Qualche giorno dopo, il Napoli gioca la sua prima partita senza di lui. Lo speaker dello stadio annuncia la formazione, e quando arriva al numero 17 si sente un vuoto. Per la prima volta in dodici anni, non c’è più Marek.

Ventinove galline

Dopo il calcio, molti ex giocatori cercano un nuovo ruolo nello stesso mondo: diventano allenatori, dirigenti, opinionisti. Alcuni provano a stare lontani, ma finiscono sempre per tornare. Hamsik ha scelto un’altra strada. Oggi vive in Slovacchia, vicino a Banská Bystrica, in una grande tenuta immersa nella natura. Qui, tra campi e boschi, ha costruito la sua nuova vita. Alleva galline. Ne ha ventinove, tutte in un pollaio ultra-moderno, con porte scorrevoli automatiche, ventilazione controllata, un sistema che le fa uscire all’alba senza bisogno che qualcuno vada ad aprire. “Sono trattate meglio di noi umani”, ha raccontato sorridendo ai cronisti più curiosi.

Le uova che producono sono più di quelle che la sua famiglia riesce a consumare. “Quasi due dozzine al giorno,” spiega. “A volte penso che potremmo aprire un negozio”. Ma le galline sono solo una parte della sua fattoria. Nella sua proprietà ci sono anche tre cani, un gatto, due tartarughe, sei porcellini d’India e due furetti. “Se potessimo, ne avremmo ancora di più,” ammette.

Hamsik, l’ex capitano del Napoli, recordman di presenze, oggi passa le giornate a controllare il benessere dei suoi animali. Eppure, anche qui, lontano dai riflettori, lontano dagli stadi, il calcio non l’ha mai davvero lasciato. Quando non è nel suo pollaio, è con la nazionale slovacca, dove lavora come vice-allenatore di Francesco Calzona. Oppure nella sua Academy, dove insegna il calcio ai ragazzi della sua città.

Ha sempre detto che un giorno gli piacerebbe allenare. Ma con calma. Senza fretta. Perché adesso, per la prima volta nella sua vita, Marek Hamsik può permettersi di prendersi il suo tempo e non deve più manipolare i minuti e gli attimi su un campo d’erba.

Il cerchio che si chiude

Il 5 luglio 2025, a Bratislava, Marek Hamsik giocherà la sua ultima partita. Sarà il suo addio ufficiale al calcio, una celebrazione della sua carriera. Ha scelto quella data con cura. Il 5 luglio, per i napoletani, non è un giorno qualsiasi: nel 1984, in quello stesso giorno, Diego Armando Maradona metteva per la prima volta il piede sinistro al San Paolo.

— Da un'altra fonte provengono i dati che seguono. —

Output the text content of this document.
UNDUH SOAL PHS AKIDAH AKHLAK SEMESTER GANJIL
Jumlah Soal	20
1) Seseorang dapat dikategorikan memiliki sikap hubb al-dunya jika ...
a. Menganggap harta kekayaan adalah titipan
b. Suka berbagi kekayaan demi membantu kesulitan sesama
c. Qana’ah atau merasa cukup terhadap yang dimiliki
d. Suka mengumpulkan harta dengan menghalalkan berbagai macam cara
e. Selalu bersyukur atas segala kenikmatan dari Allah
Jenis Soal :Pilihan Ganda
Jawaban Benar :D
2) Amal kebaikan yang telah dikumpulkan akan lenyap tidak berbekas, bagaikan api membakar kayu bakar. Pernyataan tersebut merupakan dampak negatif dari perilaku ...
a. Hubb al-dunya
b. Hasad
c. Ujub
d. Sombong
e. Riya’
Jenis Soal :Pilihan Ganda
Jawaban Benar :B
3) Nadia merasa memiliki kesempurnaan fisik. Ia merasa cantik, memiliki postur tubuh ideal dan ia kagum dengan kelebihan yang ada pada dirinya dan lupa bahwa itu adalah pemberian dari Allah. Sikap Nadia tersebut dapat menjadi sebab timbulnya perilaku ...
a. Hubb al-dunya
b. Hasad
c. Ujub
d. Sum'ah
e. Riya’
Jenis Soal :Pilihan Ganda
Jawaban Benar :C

A Bratislava ci saranno molti dei suoi vecchi compagni: Lavezzi, Mertens, Cavani, Callejon. Ci sarà Paolo Cannavaro, ci sarà Walter Gargano, suo cognato e amico di una vita. Perché anche se la partita si gioca a chilometri di distanza, anche se il Maradona è lontano, l’anima di quella serata sarà molto azzurra.

Per una notte, tutto tornerà com’era. Hamsik correrà in campo con la sua falcata vagamente sgraziata ma dannatamente efficace, cercherà i suoi inserimenti, metterà qualche palla in profondità. Segnerà anche, questo è sicuro. E poi, alla fine, si fermerà. Si girerà verso il pubblico, guarderà le persone che lo hanno seguito in tutti questi anni. E capirà che non ha mai avuto bisogno di un trofeo in più.